Sometimes people just pray without really believing or doing anything from their side. It’s like praying for the apple to fall in your lap but you are sitting 9 metres away from the apple tree. If you do not do your side why expect God to help. If you do not believe that He would help why would He. I believe that through the Holy Ghost he will work with you so that you will believe in the end… The other thing I do believe is that there is a life after this - our bodies grow old and sick but our souls do not - I’m 46 but I still feel the same as when I was 20 - this must be a sign that my soul will go on to a next life when my body dies.
And I do feel that everyone has a right to their own opinion.
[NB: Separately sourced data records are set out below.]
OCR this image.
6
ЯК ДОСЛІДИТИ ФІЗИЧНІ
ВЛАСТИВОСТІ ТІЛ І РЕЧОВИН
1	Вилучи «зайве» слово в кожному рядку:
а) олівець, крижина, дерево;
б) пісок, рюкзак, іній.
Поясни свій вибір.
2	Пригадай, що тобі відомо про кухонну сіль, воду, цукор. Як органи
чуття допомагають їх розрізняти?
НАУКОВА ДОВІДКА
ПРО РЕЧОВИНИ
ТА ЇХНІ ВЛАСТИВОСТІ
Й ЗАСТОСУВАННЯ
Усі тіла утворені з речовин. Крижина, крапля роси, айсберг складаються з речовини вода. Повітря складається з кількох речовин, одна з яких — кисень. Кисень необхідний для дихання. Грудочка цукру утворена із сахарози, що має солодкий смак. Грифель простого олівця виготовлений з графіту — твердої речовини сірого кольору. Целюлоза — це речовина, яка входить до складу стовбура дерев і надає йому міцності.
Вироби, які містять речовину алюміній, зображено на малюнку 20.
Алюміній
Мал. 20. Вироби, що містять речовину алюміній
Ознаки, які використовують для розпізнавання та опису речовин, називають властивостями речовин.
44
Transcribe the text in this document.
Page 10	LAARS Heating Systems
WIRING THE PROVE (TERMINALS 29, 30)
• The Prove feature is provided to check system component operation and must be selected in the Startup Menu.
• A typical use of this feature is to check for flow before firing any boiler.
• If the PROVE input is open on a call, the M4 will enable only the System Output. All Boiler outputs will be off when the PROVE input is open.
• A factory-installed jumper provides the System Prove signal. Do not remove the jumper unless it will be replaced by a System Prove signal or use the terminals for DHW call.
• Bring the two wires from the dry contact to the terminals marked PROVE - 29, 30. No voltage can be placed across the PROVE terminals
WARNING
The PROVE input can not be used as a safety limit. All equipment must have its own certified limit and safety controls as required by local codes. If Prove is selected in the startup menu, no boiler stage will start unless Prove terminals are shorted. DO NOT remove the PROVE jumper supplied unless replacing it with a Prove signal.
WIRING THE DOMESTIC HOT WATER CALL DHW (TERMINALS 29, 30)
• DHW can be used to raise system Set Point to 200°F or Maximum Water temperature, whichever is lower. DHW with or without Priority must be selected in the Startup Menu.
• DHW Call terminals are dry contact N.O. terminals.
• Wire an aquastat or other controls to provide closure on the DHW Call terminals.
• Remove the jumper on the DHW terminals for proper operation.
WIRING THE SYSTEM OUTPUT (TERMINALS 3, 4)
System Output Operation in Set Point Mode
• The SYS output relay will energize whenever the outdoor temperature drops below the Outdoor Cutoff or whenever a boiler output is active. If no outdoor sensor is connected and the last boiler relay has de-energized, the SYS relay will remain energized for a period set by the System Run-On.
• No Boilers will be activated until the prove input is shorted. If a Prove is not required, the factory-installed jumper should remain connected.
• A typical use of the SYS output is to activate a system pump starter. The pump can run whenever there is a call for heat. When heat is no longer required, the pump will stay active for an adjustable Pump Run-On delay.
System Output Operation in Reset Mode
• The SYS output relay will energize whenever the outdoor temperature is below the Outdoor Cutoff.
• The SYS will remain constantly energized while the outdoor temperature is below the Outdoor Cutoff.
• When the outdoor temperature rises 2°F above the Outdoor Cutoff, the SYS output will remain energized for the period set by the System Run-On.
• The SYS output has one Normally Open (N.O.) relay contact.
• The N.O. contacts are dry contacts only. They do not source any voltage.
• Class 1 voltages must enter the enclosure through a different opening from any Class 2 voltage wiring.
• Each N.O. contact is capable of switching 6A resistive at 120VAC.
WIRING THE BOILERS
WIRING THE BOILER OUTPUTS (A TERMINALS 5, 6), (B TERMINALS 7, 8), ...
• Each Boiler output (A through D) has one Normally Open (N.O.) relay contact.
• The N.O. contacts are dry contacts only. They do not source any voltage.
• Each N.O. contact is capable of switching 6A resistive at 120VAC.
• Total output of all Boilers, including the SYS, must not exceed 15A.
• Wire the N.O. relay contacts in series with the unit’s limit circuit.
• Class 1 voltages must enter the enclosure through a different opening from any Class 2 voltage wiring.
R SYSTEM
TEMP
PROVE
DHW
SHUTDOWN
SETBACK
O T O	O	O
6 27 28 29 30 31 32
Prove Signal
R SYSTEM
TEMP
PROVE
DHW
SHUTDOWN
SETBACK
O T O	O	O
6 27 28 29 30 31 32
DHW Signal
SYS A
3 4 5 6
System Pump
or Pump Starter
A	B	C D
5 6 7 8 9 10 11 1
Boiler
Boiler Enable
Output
This whole argument isn’t really about whether or not God can or will heal a type ! Diabetic or anyone else for that matter. This argument really boils down to whether or not God even exists.
I would rather live my life as a Christian and get to the end and find out there is no God, than live my life as a non-Christian and get to the end and find out there really is a God.

dito…

I’v had Type ! Diabetes for 45 yrs. I’m 46 yrs old. I’v been on the pump for the last 13 yrs, for the second time. My A1C_ is 9.8 it’s always been high my blood sugars are very difficult to control. 13 yrs ago I had alot of problems with my eyes and kidneys. I thought to myself “This is it, when everything goes terribly wrong” They put me back on the pump, put me on med’s for my kidneys and lasered my eyes. My kidney doctor told me I must have an angel watching over me. Today, same blood sugars, pretty much same A1C kidney disease gone. No signs of it. This disease scares me to death I know, You know, and I know what it can do. I don’t understand how my body can take so much. I do thank god every day. I feel like a ticking time bomb waiting to off. I try to get my blood sugars under control but they can go from 468 and in a hour 62 then back up again. It’s not like this all the time, this is a worse case. Sooo “God or No God”? I think there is because, who has been watching out for me. Vicky

Hey Jason, I stumbled upon this blog post when I was reading your other posts about symlin (great info, thanks for taking the time to share it with us). This post about the power of prayer reminded me of a piece I heard on NPR last year about a recent study involving heart patients who were prayed for and how it affected their recovery. The final results of the study were that there was no positive benefit and for some (who believed they were being prayed for) it adversely affected their recovery. Check it out here:
http://www.npr.org/templates/story/story.php?storyId=531533

I’m seriously considering trying the Symlin. Your posts were encouraging. I just have to get mentally geared up before taking it on. Thanks again for all the information you took the time to organize, edit and share - I may be in touch later. :wink: Jessica

I dont think religion is much of a factor. Science actuall has been brought into the mix. google THE INTENTION EXPERIEMENT I would LOVE to try that here… in regards to diabetes. What could it hurt???